Generate speech using partner models

Last updated on 27 Okt 2025

Learn how to use partner models to generate audio clips with varying voices, tones, and accents.

Try it in the app
Generate speech from text in a few simple steps.

With Generate Speech (beta)you can generate audio clips using partner models to quickly create natural-sounding voice-overs. You can set different voices and tonalities by adjusting core functionalities of the speech generation, such as speed and stability.

On the Firefly homepage, select Generate from the left panel and then Generate speech (beta).

On the Generate speech page, copy and paste the text you want to convert into speech or select Add Text and upload a file in DOCX or TXT format.

After adding the text, navigate to the Speech settings panel on the left and use the Model dropdown to select ElevenLabs Multilingual v2.

Note

You can also create audio clips using the Firefly Speech model. 

Use the Voice dropdown menu and select a voice.

The Textto-speech window on Firefly displays the Speech settings panel with a highlight over the Voice dropdown menu.
Pick the voice that best suits your project’s requirements and aligns with your creative goals.

You can give the selected voice a character by changing its speed, stability, style, exaggeration, and other general settings.

  • Speed: Drag the Speed bar to the right to increase or to the left to decrease the speed of the generated audio.
  • Stability: Drag the Stability bar to the right to increase or to the left to decrease the stability of the generated audio.
  • Similarity: Drag the Similarity bar to the right to increase or to the left to decrease the similarity to the selected voice audio.
  • Style Exaggeration: Drag the Style Exaggeration bar to the right to increase or to the left to decrease the adherence to the selected audio style.
  • Speaker boost: Toggle on the Speaker boost option to increase the similarity of the synthesized voice and speech.
Tip
  • Navigate to the bottom of the left panel and select the icon to play a sample audio of the voice you’ve selected and adjust the controls.
  • You can also add the voice to your favourites by selecting the  icon.
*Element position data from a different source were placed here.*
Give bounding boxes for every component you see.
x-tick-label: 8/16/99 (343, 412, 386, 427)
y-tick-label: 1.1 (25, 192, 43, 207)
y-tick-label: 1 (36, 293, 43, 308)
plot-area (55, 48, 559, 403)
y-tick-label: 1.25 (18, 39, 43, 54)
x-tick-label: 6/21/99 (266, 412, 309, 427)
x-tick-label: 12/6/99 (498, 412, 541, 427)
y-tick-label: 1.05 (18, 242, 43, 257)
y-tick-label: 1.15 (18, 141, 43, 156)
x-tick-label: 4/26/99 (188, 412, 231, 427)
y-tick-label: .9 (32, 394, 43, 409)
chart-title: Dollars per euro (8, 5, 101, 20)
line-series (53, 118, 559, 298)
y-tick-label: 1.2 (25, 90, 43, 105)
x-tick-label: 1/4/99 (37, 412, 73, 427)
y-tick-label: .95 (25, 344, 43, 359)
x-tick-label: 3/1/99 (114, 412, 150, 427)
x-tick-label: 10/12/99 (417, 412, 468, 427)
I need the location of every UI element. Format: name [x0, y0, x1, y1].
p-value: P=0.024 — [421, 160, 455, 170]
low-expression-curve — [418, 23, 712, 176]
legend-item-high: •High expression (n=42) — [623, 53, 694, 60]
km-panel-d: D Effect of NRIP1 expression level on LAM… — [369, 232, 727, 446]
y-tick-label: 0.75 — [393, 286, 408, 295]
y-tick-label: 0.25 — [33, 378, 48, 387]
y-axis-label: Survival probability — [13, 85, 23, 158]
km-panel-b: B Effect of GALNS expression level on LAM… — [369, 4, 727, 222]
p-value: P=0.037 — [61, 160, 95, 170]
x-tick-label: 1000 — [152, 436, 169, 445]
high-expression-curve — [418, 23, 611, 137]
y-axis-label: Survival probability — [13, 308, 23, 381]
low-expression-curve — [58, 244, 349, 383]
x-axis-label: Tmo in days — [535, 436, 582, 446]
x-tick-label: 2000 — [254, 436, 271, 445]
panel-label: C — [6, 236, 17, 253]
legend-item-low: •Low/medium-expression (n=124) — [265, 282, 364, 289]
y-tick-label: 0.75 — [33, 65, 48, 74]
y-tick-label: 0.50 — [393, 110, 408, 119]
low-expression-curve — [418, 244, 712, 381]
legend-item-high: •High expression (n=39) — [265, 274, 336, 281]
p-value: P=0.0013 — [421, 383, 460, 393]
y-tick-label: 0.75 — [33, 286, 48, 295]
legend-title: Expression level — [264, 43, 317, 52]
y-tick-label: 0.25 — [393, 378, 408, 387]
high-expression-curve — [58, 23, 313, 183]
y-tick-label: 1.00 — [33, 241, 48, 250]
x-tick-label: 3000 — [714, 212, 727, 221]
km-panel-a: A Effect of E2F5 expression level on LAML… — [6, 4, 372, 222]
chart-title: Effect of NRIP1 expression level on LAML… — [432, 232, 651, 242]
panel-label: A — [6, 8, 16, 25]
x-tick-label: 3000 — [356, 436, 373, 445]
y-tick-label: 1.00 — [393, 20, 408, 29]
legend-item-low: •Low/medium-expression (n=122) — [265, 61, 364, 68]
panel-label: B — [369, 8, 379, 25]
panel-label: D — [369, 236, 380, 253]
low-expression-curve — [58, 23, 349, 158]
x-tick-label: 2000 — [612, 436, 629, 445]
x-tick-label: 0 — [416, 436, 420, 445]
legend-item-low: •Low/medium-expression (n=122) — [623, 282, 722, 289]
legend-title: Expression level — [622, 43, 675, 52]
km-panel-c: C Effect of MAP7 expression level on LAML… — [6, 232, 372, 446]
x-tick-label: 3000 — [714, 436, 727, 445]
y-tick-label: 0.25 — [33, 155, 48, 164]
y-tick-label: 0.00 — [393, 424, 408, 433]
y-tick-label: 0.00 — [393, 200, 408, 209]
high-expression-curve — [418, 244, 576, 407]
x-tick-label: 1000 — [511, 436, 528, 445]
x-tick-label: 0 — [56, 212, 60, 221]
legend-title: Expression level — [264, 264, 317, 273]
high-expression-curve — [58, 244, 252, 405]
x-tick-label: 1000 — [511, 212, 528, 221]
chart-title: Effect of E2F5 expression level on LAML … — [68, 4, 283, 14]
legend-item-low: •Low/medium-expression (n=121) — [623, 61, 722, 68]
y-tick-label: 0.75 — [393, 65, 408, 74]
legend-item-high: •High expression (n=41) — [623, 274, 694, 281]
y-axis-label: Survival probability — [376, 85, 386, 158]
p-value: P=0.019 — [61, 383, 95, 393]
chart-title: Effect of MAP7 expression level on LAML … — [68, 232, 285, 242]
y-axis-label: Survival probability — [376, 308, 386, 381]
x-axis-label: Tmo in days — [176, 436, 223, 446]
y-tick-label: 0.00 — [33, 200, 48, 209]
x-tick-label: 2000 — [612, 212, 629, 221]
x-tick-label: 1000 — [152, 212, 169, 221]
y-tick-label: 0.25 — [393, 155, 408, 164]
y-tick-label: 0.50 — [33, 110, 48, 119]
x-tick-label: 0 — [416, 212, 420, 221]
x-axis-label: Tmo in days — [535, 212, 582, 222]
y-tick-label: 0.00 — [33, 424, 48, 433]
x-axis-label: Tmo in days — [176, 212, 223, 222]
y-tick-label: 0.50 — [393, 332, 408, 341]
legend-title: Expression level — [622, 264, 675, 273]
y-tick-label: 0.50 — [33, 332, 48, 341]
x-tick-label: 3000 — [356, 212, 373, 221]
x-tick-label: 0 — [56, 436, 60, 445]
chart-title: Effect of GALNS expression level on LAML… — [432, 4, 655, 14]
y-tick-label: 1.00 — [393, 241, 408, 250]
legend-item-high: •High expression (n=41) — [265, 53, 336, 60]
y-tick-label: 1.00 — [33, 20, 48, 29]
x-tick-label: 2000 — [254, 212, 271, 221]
In the main text editor window, you can make additional edits to the text entered:

  • Play: Preview selected text in your uploaded content before generating it.
Text-to-speech screen displays the text editor window with the Play button highlighted to preview voice output.
Use the Play button to quickly preview how the text sounds with the selected voice settings.

  • Fix Pronunciation: Fix pronunciation and add additional guidance on how certain words should sound.
  • Find & Replace: Select words and replace them.
  • Add Text: Add additional text to the uploaded content by importing a TXT or DOCX file.
  • Add Pause: Add pauses to make the audio track sound more natural.
  • Add Tone: Add tonality to your audio and define the intonation of the generated speech.

Select Generate.

Once you’re satisfied with the generation and how it sounds, select Download to save a copy of the audio file in WAV or MP3 format.